Deploying data warehousing
Very recently, Panoply released their Data Warehouse Trends Report. There we found that 21% of the people we interviewed stated they currently do not have a data warehouse solution. This seems relatively high, considering the fact that the survey focused on people at re:Invent 2017, an event specifically designed for infrastructure and data professionals. One of the obstacles to embracing a data warehouse may be the belief that they still have to denormalize and aggregate their data. As a major trend for the future, cloud-based data warehouses are specifically designed to overcome these issue.
The future is less cComplex
In Panoply’s report, the majority of survey respondents, over 62% of them, indicated the management of their data warehouse solution is difficult or very difficult. When asking respondents to tell us why they were unsatisfied, they mentioned complexity, cost and performance. Specifically for Redshift some respondents were unsatisfied because of Complexity and Performance, with 38% of respondents saying it’s too complicated.
Again, this is where intelligent data warehousing solutions come in to play. Cloud-based data warehouse solutions have made the data mart strategy less relevant. Solutions like Amazon Redshift, Google BigQuery and Panoply manage partitioning and scalability of the data warehouse in a transparent manner. So it’s possible to setup a petabyte-scale Enterprise Data Warehouse, holding all organizational data, without the cost and complexity of traditional data warehouse project.
The Future is hands-on
To understand the complexity issue better, Panoply’s survey asked if infrastructure teams would prefer if data scientists and analysts should manage their own data flow, with automated tools. 81% of respondents said yes, they would prefer data professionals to have these tools. When asked about what processes they would want to automate in their data warehouses, respondents mentioned four areas:
-
Ingesting different data sources
-
Transforming data
-
Managing data
-
Query optimization
‘Transforming Data’ was mentioned most often by Redshift and Azure users, while BigQuery users showed a bigger appetite for ‘Ingesting Different Data Sources’.

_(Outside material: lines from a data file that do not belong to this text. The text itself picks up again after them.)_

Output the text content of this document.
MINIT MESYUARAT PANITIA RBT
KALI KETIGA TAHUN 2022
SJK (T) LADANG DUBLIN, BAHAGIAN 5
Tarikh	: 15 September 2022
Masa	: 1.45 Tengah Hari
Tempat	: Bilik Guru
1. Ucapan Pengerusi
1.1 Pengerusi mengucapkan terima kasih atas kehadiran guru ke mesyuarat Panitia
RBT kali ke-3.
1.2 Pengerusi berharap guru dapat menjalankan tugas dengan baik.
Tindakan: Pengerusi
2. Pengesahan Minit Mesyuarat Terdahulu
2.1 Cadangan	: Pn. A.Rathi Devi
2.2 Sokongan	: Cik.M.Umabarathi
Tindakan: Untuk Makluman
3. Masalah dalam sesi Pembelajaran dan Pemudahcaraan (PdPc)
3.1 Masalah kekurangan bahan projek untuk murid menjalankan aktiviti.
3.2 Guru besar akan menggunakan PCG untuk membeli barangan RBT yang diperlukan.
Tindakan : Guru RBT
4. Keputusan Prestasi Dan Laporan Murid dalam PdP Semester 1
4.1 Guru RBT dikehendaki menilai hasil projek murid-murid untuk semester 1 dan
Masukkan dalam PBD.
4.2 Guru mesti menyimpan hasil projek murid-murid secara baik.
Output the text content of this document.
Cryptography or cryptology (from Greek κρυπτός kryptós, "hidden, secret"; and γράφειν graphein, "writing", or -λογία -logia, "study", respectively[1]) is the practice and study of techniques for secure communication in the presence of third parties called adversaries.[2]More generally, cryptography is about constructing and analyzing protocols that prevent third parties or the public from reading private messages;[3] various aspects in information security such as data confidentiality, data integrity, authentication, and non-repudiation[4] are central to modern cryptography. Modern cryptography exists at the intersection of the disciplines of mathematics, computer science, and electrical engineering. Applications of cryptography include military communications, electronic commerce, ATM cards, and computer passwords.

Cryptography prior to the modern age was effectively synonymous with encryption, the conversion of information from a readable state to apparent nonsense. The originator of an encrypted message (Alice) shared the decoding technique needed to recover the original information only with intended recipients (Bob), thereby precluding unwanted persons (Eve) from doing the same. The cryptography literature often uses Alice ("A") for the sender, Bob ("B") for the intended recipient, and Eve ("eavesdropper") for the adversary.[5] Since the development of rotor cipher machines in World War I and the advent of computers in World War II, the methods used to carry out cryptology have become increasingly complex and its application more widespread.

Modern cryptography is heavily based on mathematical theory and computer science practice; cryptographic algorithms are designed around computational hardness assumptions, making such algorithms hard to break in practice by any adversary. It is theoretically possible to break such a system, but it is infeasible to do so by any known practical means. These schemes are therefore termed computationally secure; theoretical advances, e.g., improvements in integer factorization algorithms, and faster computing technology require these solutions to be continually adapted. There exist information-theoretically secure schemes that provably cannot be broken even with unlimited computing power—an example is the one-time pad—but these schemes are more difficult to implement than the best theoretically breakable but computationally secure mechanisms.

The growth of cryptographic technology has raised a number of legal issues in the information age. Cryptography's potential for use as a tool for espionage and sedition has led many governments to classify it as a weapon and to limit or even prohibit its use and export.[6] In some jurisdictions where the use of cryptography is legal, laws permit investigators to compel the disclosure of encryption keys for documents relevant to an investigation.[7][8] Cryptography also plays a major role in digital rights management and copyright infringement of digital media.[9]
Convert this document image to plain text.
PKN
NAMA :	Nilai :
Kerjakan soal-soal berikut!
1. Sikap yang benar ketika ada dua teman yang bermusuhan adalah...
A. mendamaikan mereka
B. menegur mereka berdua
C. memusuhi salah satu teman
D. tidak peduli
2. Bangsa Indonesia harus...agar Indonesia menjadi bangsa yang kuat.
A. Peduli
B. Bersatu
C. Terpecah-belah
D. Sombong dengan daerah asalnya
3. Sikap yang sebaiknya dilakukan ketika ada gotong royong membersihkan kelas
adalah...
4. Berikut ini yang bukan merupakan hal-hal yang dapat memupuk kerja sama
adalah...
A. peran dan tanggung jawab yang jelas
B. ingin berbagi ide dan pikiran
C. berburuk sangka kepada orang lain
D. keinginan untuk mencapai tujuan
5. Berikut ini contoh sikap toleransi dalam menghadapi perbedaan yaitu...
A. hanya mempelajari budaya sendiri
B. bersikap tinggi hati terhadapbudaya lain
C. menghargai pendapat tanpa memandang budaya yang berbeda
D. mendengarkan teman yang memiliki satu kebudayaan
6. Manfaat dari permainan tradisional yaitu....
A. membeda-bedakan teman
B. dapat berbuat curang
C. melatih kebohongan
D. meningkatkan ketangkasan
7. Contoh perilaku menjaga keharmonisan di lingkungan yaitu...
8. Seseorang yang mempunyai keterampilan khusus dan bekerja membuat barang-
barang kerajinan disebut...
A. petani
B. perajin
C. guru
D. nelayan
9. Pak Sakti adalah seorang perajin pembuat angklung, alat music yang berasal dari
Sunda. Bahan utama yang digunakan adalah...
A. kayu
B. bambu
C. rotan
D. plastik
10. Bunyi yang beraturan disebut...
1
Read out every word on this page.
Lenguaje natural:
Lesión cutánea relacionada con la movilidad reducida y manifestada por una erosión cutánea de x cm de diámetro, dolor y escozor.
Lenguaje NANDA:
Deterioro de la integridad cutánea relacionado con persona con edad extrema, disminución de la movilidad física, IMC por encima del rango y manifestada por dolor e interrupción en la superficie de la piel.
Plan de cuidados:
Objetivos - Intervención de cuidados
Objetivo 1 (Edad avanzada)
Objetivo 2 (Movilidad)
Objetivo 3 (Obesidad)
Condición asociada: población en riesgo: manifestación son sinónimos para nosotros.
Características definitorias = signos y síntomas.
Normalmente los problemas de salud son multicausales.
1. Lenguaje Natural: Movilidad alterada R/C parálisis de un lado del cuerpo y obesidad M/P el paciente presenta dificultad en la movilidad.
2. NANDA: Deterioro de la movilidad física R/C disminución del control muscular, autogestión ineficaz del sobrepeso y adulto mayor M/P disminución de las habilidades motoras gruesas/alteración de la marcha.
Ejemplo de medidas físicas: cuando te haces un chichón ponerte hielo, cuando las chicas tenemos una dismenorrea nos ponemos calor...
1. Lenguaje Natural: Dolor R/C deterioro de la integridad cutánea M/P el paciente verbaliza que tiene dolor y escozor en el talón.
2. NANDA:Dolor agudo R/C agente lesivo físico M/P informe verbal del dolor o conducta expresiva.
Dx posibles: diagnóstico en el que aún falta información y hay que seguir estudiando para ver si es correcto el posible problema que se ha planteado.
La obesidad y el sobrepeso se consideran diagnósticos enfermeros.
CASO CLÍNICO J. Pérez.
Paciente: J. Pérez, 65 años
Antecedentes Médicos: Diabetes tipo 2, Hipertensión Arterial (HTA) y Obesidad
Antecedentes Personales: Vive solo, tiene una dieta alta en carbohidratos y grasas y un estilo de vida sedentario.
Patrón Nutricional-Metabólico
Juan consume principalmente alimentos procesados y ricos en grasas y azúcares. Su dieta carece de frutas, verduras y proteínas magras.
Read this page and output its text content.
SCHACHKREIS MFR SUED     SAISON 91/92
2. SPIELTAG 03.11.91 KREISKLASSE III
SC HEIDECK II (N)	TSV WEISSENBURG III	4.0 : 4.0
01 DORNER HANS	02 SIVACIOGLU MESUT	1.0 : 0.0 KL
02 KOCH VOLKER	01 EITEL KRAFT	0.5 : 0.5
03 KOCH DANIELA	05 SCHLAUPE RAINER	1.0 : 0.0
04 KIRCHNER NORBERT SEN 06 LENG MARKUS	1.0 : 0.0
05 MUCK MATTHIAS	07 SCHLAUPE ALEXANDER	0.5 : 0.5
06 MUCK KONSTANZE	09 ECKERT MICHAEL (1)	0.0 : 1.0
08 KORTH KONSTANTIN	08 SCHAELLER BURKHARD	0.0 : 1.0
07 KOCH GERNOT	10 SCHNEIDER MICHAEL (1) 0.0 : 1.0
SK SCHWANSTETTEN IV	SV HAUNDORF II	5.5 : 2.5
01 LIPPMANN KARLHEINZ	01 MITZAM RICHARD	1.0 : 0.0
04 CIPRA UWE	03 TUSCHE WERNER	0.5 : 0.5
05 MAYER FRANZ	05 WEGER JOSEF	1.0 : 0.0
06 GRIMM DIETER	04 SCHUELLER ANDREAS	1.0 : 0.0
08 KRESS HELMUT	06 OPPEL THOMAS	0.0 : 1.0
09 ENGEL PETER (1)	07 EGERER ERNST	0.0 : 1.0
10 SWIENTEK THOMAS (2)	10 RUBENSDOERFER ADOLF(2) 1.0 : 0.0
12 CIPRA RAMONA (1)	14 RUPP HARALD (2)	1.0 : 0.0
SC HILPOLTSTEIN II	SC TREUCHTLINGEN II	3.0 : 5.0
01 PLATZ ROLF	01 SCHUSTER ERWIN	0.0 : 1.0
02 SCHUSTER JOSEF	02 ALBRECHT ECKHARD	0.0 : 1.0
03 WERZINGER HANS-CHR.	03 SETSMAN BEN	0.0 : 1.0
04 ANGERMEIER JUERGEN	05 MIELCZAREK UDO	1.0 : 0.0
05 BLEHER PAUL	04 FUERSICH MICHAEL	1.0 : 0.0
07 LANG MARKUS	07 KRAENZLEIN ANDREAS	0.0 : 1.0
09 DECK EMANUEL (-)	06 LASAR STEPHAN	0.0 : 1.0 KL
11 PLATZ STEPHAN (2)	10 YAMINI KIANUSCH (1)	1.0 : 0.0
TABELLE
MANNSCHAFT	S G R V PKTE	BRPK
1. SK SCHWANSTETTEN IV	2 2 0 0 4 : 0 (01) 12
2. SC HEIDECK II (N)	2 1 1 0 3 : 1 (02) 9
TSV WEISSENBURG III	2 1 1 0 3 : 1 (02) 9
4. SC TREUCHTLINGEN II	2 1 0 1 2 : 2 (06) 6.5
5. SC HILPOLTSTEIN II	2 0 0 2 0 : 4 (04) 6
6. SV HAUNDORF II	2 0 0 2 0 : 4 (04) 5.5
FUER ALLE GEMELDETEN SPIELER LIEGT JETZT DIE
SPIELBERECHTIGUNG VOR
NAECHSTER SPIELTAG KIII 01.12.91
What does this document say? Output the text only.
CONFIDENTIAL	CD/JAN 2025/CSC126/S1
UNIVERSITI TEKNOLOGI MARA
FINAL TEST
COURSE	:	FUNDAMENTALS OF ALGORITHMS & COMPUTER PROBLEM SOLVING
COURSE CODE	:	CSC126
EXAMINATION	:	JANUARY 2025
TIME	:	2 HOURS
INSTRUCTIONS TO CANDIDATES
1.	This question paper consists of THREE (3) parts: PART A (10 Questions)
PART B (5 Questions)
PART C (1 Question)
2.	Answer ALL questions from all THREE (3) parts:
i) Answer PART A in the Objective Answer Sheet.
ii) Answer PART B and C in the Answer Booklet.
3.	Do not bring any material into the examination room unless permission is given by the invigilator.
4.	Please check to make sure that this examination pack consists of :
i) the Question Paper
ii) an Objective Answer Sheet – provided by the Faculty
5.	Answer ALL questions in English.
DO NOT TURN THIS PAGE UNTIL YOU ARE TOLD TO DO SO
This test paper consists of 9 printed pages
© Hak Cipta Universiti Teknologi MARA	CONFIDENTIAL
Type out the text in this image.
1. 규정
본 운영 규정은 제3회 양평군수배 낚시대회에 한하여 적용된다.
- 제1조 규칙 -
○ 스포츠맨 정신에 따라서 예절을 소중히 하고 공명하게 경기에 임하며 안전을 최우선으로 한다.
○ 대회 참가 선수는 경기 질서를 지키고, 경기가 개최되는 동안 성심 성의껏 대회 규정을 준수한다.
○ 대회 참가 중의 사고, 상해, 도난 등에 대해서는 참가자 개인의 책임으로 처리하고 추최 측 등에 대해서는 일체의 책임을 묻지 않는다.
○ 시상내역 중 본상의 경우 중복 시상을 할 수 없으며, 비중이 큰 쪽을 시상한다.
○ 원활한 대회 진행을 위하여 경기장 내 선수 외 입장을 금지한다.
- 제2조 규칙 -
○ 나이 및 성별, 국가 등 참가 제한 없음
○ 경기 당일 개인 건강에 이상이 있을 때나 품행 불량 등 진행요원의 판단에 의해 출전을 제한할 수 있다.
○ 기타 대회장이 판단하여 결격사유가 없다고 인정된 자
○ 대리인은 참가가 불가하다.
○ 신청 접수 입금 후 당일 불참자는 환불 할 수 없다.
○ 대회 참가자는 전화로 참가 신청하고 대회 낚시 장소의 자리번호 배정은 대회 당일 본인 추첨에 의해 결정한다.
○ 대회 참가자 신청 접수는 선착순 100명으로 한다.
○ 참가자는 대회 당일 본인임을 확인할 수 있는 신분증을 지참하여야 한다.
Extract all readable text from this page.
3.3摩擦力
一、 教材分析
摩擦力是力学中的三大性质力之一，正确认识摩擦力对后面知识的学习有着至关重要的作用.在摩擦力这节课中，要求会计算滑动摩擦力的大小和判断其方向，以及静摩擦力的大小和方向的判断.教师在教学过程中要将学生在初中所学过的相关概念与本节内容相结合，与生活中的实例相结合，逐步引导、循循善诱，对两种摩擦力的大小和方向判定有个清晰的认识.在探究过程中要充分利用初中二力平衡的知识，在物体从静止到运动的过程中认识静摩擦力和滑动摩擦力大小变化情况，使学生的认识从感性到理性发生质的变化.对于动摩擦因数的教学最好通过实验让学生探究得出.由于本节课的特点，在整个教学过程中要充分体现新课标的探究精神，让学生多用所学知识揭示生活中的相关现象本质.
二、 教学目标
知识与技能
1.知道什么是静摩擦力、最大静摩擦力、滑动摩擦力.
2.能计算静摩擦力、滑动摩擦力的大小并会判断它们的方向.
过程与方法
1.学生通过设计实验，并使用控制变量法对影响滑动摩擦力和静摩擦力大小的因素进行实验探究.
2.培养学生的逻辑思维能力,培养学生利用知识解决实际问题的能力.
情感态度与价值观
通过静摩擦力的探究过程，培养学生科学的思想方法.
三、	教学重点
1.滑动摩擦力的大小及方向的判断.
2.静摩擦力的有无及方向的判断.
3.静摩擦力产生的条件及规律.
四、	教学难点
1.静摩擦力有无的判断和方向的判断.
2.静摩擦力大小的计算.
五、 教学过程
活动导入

Finally, some key trends accelerating usage of business intelligence (BI) Tools include the desire for self-service, de-silofication, better data visualization and having a cloud-based solution. Other key trends that continue to drive adoption are AI and Machine Learning, which help to automate data-driven processes and accessibility.
Working with a good data warehousing system is a means to develop and deploy around these BI tools. Solutions like those from Panoply integrates BI tools such as Metabase, Tableau, Data Bricks, Looker, Power BI, Re:dash, Zeppelin, iPython Notebook, Shiny Apps by RStudio, and Sisense. In fact, any BI tool that supports ODBC, JDBC, Postgres, or AWS Redshift can connect to Panoply. It’s these kinds of solutions that give you the most flexibility in working with a variety of data sources and types. Remember, when working with data, the future (hopefully) is a lot less complex, more automated, and helps bring even more value from data.